The completely intraepidermal nervous system is situated in the cutaneous epithelium. The central nervous system is represented by a poorly morphologically differentiated brain and a longitudinal unpaired nervous tract on the ventral side of the body. The brain is simply a broadening of the trunk ventral nervous tract combined with a concentration of nervous elements in the cephalic lobe and in the first segment encircling the body like a larval peripharyngeal (prototrochal) nervous ring. Initially the brain is medial-apical in larvae and early juveniles of Pogonophora. Some early vestimentiferan juveniles possessing a functioning intestine, have the brain penetrated by the anterior gut. Since the ventral or dorsal position of the brain could be determined only in relation to the pharynx and the anterior gut, the absence of the latter and the small size of majority of pogonophorans make the brain possible to be displaced closer to the ventral nervous tract to take the medial-ventral position. Though the nervous tract is morphologically unpaired, immunohistochemical experiments and embryological studies revealed its initially paired nature throughout the whole body of the adult worm. In addition, the nervous trunk in the opisthosoma is ladder-like, with three longitudinal tracts and ganglia in each segment, while vestimentiferans have the nervous trunk bifurcated in the area of the vestimentum. These peculiarities of the pogonophoran nervous system do not fit the Polychaeta classic neuromerous scheme, but agree well with the structure of the nervous system in many groups of so-called Archiannelida. Both pogonophores and archiannelids have simple nervous system consisting of intra- or subepithelial general plexus and paired (or unpaired) tract without ganglion-like concentrations of nerve cells. Pogonophorans are more elaborated in this respect, because their larvae and adults (in opisthosoma) have ganglia. In pogonophoran family Spirobrachiidae and in archiannelid family Polygordiidae the nervous tract shows a tendency to submerge into the epidermis in a sulcus, while vestimentiferans demonstrate the initial submersion of the nervous system by the growing of the epidermal layer into the connective tissue, that is characteristic of the majority of polychaetes. Pogonophoran larvae and adults have photoreceptors of the phaosome type, else found in hirudineans and oligochaetes.

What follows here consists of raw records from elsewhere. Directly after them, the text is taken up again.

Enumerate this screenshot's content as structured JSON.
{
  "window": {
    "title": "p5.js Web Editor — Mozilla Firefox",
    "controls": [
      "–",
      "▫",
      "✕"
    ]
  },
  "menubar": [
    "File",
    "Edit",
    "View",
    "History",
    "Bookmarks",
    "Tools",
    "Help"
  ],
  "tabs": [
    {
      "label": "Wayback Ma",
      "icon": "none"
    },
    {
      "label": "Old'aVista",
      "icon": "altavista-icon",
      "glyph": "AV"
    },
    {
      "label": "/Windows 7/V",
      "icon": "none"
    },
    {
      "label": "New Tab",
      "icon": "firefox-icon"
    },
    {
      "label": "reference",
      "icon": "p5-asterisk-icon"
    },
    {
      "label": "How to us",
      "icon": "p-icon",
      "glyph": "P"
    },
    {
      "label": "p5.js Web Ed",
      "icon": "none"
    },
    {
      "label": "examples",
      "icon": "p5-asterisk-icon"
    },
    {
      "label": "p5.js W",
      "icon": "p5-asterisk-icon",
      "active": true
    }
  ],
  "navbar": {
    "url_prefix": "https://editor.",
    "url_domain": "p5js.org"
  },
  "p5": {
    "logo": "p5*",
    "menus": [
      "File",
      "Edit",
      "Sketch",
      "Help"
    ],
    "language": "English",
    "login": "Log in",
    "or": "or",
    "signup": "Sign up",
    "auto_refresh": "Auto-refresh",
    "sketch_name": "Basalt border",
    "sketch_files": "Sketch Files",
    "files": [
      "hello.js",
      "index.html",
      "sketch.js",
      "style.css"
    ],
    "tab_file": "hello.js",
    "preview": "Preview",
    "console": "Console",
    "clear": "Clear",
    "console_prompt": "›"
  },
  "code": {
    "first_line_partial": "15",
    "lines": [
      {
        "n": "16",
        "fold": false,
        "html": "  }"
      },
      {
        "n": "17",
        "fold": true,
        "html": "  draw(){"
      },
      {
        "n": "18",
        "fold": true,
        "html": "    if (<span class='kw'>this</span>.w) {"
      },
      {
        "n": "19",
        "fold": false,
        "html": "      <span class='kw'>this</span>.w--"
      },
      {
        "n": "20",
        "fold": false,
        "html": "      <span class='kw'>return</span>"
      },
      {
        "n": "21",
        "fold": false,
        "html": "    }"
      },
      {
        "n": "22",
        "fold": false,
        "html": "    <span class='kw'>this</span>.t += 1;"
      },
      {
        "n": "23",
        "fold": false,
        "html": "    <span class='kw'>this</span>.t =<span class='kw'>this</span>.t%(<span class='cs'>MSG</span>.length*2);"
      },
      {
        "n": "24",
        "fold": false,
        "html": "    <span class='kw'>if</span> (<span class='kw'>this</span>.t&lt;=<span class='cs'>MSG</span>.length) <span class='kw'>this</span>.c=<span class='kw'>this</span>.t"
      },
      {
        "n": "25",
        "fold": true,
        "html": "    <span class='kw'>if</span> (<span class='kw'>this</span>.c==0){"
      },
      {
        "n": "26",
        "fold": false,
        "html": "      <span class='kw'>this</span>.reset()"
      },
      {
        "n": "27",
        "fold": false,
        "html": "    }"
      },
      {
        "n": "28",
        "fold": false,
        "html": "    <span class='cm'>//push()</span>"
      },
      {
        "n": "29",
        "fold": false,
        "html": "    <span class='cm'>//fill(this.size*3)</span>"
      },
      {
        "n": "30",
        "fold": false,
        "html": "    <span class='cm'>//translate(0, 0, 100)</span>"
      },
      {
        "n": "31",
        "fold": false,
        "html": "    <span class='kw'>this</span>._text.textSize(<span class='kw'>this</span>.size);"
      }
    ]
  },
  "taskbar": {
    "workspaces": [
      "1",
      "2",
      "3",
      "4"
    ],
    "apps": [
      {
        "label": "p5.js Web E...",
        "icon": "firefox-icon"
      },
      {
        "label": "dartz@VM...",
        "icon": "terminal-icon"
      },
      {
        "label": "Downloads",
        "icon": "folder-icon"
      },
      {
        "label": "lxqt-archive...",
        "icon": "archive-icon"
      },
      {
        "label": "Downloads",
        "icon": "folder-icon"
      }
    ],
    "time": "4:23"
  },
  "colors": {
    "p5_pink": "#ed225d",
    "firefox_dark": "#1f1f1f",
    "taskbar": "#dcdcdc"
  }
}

The pinnules, separate cells in the epithelium of the tentacles in Frenulata with internal blood capillaries, are unique structures demonstrating extremely deep specialization of the pogonophoran circulatory system for respiration and transport of some matters (methane, hydrogen sulfide) dissolved in water to endosymbiothic chemoautotrophic bacteria. The absence of the gut in pogonophoran adults (and in early embryonic stages in some species) is a striking example of specialization of nonparasitic animals. The body plan of Pogonophora is peculiar also because of an original multilevel regionation of the body, which firstly originates on the base of elongation of some segments (but not of fusion of segments like in many sedentary polychaetes), following by the irregular growth of different parts of the trunk accompanied with metamerism of different ectodermal organs. In addition, the heart and the chitin-protein tube are also synapomorphic for Pogonophora.

The tubes of Frenulata are nearly cylindrical and straight or curved and are normally not branched; they are rarely closed at the anterior or posterior ends and often have some kind of ornamentation. Most often one observes ringed tubes, more rarely ringed-segmented or segmented tubes. The rings are the areas composed of the densest and darkest colored material; the segments are the result of episodic growth and are limited by narrow encircling constrictions, wrinkles, or overlaps, sometimes with funnel-like edges, repeated at even intervals. The anterior ends of the tubes are often soft and filmy, sometimes in the form of rigid funnels. The tubes of Monilifera lack rings or segments; their shape is often very convoluted and their surface finely wrinkled. The tubes of vestimentiferans are segmented and funneled anteriorly; they are non-ringed, of tough construction, and usually closed at the very narrow posterior end, at least in the early stages of growth.